Danehy

Why was an overly simplistic political statement allowed to disrupt the UA campus?

Through sheer happenstance (or perhaps just plain bad luck), I found myself on the University of Arizona campus last week. In case you missed it, the university allowed some people (who have much higher morals and purer motives than any of the rest of us) to erect a fence that ran the length of the UA mall.

According to the UA Center for Latin American Studies website, "The purpose of this mock border wall/fence is to interrupt the UA campus community's freedom of movement across the mall in order to dramatize the effects of US (sic) immigration and border enforcement policies which (sic) dramatically limit access to safe transit across the US/Mexico border."

Yeah, real subtle.

The group No Mas Muertes (No More Deaths) put up the fence, though for the life of me, I can't imagine why the UA would let them do it. I got an e-mail from a friend who is fairly well-known in local liberal politics, and he had hit the ceiling. He has a daughter attending the UA, and he's paying full tuition for her. He said that he called the university and said, "I'm paying nearly $10,000 a year for my daughter to go to school, and she's late for class because you allow some (jackasses) to put up a fence to try to make some ridiculous political point?!" (He didn't really use the term "jackasses," but rather a slang term involving a different, but nearby, body part. But only on males.)

What bothered me most was not having to walk around the fence (Lord knows I can always use the exercise), but the fact that it's such a crap argument. It starts off with a completely false premise and then tries to bolster itself with imaginary cinder blocks of obfuscation and unwarranted sentimentality.

You see, as an American citizen, I have the right to walk from the Bear Down Gym to the Student Union. However, neither Mexican citizens nor their U.S. counterparts have the automatic "right" to unlimited safe transit across the United States/Mexico border. Where does that idea even come from?

Now, if you're one of those people who sincerely believe that there should be no fences, no walls and no borders, and that we should all live in a Star Trek world where people wear Under Armour-like clothing that resists wrinkles and never has sweat stains, with a one-world government centered in, of all places, San Francisco, then we have nothing else to discuss. Live long and prosper, and please realize that by the 24th century, San Francisco will probably be a part of the Aleutian Islands.

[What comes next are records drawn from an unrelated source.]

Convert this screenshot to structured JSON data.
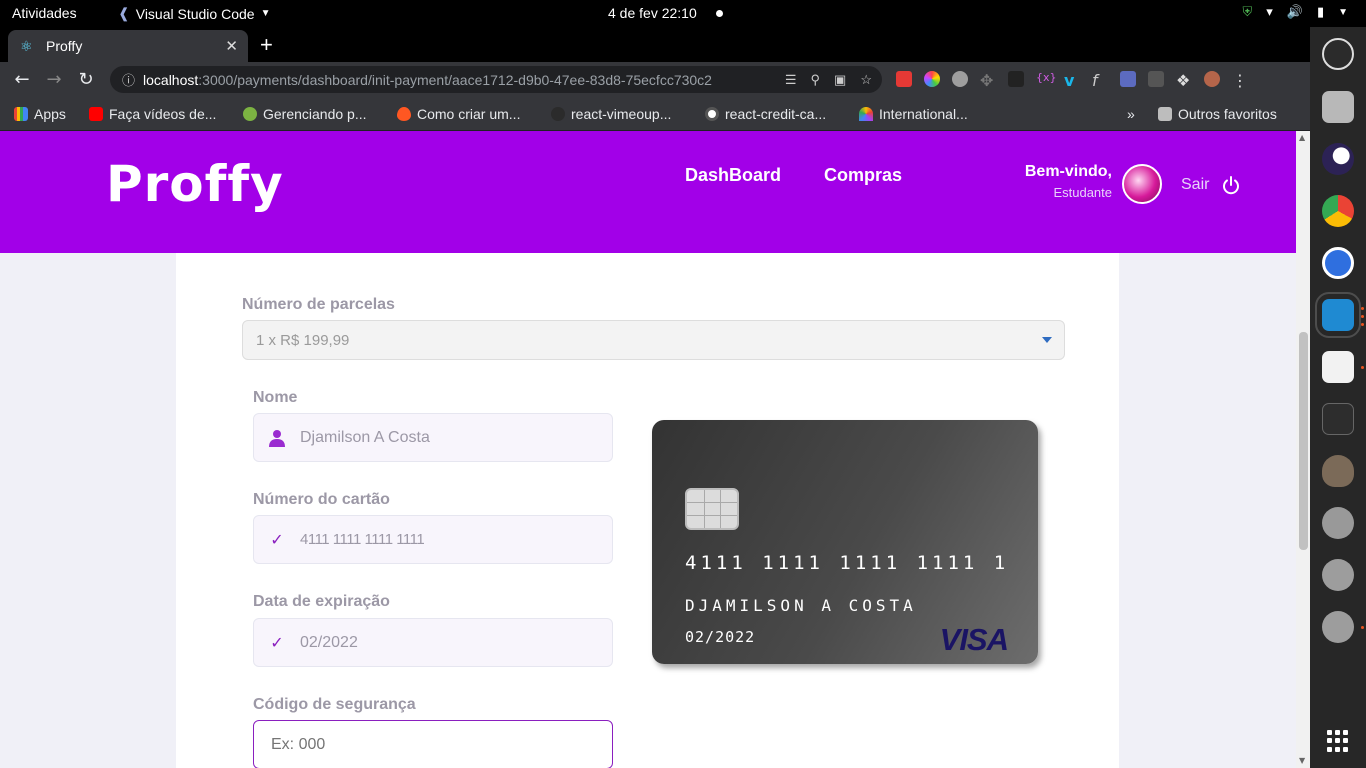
{
  "topbar": {
    "activities": "Atividades",
    "app_name": "Visual Studio Code",
    "datetime": "4 de fev  22:10"
  },
  "browser": {
    "tab_title": "Proffy",
    "url_host": "localhost",
    "url_path": ":3000/payments/dashboard/init-payment/aace1712-d9b0-47ee-83d8-75ecfcc730c2",
    "bookmarks": [
      {
        "label": "Apps",
        "color": "#4285f4"
      },
      {
        "label": "Faça vídeos de...",
        "color": "#ff0000"
      },
      {
        "label": "Gerenciando p...",
        "color": "#7cb342"
      },
      {
        "label": "Como criar um...",
        "color": "#ff5722"
      },
      {
        "label": "react-vimeoup...",
        "color": "#333333"
      },
      {
        "label": "react-credit-ca...",
        "color": "#ffffff"
      },
      {
        "label": "International...",
        "color": "#ff9800"
      }
    ],
    "other_bookmarks": "Outros favoritos"
  },
  "header": {
    "logo": "Proffy",
    "nav": [
      "DashBoard",
      "Compras"
    ],
    "welcome": "Bem-vindo,",
    "role": "Estudante",
    "logout": "Sair"
  },
  "form": {
    "installments_label": "Número de parcelas",
    "installments_value": "1 x R$ 199,99",
    "name_label": "Nome",
    "name_value": "Djamilson A Costa",
    "card_number_label": "Número do cartão",
    "card_number_value": "4111 1111 1111 1111",
    "expiry_label": "Data de expiração",
    "expiry_value": "02/2022",
    "cvv_label": "Código de segurança",
    "cvv_placeholder": "Ex: 000"
  },
  "card_preview": {
    "number": "4111 1111 1111 1111 1",
    "holder": "DJAMILSON A COSTA",
    "expiry": "02/2022",
    "brand": "VISA"
  },
  "colors": {
    "brand_purple": "#a200e8",
    "accent": "#8257e5",
    "dock_accent": "#e95420"
  },
  "dock": [
    {
      "icon": "obs-icon",
      "color": "#2b2b2b"
    },
    {
      "icon": "files-icon",
      "color": "#b8b8b8"
    },
    {
      "icon": "eclipse-icon",
      "color": "#2c2255"
    },
    {
      "icon": "chrome-icon",
      "color": "#4caf50"
    },
    {
      "icon": "web-app-icon",
      "color": "#2f6fdf"
    },
    {
      "icon": "vscode-icon",
      "color": "#1f8ad2"
    },
    {
      "icon": "text-editor-icon",
      "color": "#f2f2f2"
    },
    {
      "icon": "terminal-icon",
      "color": "#2d2d2d"
    },
    {
      "icon": "gimp-icon",
      "color": "#7b6a58"
    },
    {
      "icon": "inkscape-icon",
      "color": "#999999"
    },
    {
      "icon": "disk-icon",
      "color": "#9d9d9d"
    },
    {
      "icon": "disk-icon-2",
      "color": "#9d9d9d"
    }
  ]
}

However, if you live in the real world with the rest of us, I'd really like an explanation. Or, answer this: What if, instead of Mexico on our southern border, we had North Korea or Somalia? Would you still be chanting for safe transit across the border? I don't think so.

Let me make it clear: The time for serious immigration reform in this country is long overdue. It's been a quarter-century since Ronald Reagan (yes, Ronald Reagan!) pushed through an amnesty bill that should have been the last word on the matter. But over the next couple of decades, whiners on the left and cheap-labor exploiters on the right combined to allow millions more people to flood over the border, creating the mess that we have now. And yes, it is a mess.

With technology being what it is today, we should be able to cut the cumbersome legal-immigration procedure down from several years to just a few months. We could become a beacon for the world, both in terms of humanitarianism and responsibility.

I wouldn't care if every single law-abiding person in Mexico chose to live here, leaving behind a big old parking lot ... with drug cartels. As long as they go through our spiffy new streamlined process, let 'em come and invigorate this place. (There would have to be a couple of exceptions, like, for example, a Typhoid Mary type who could do a whole lot of damage just through his/her presence in the country.)

However (and this is the part that some people just don't get), I don't understand why it's wrong to treat people who committed an illegal act like people who committed an illegal act. What am I supposed to teach my kids or their kids or any other kid who might benefit from some guidance? That it's OK to ignore rules and break laws as long as you have a really, really good excuse? That's nonsense, and it's indefensible.

Finally, congratulations on the choice of the name "No More Deaths." That's clever along the lines of anti-abortion people calling themselves "pro-life." If people honestly disagree with your overreaching policy, does that mean that they're in favor of more deaths? Or even the same number of deaths?

Maybe there are people who don't want any more deaths in the desert, but at the same time believe that there should be rules and laws. Maybe they'd be willing to listen to your argument if you weren't so damned pontificating and self-righteous. Or perhaps they'd just like to walk across a college campus that their taxes and tuition help pay for without having a simplistic political philosophy shoved down their throats.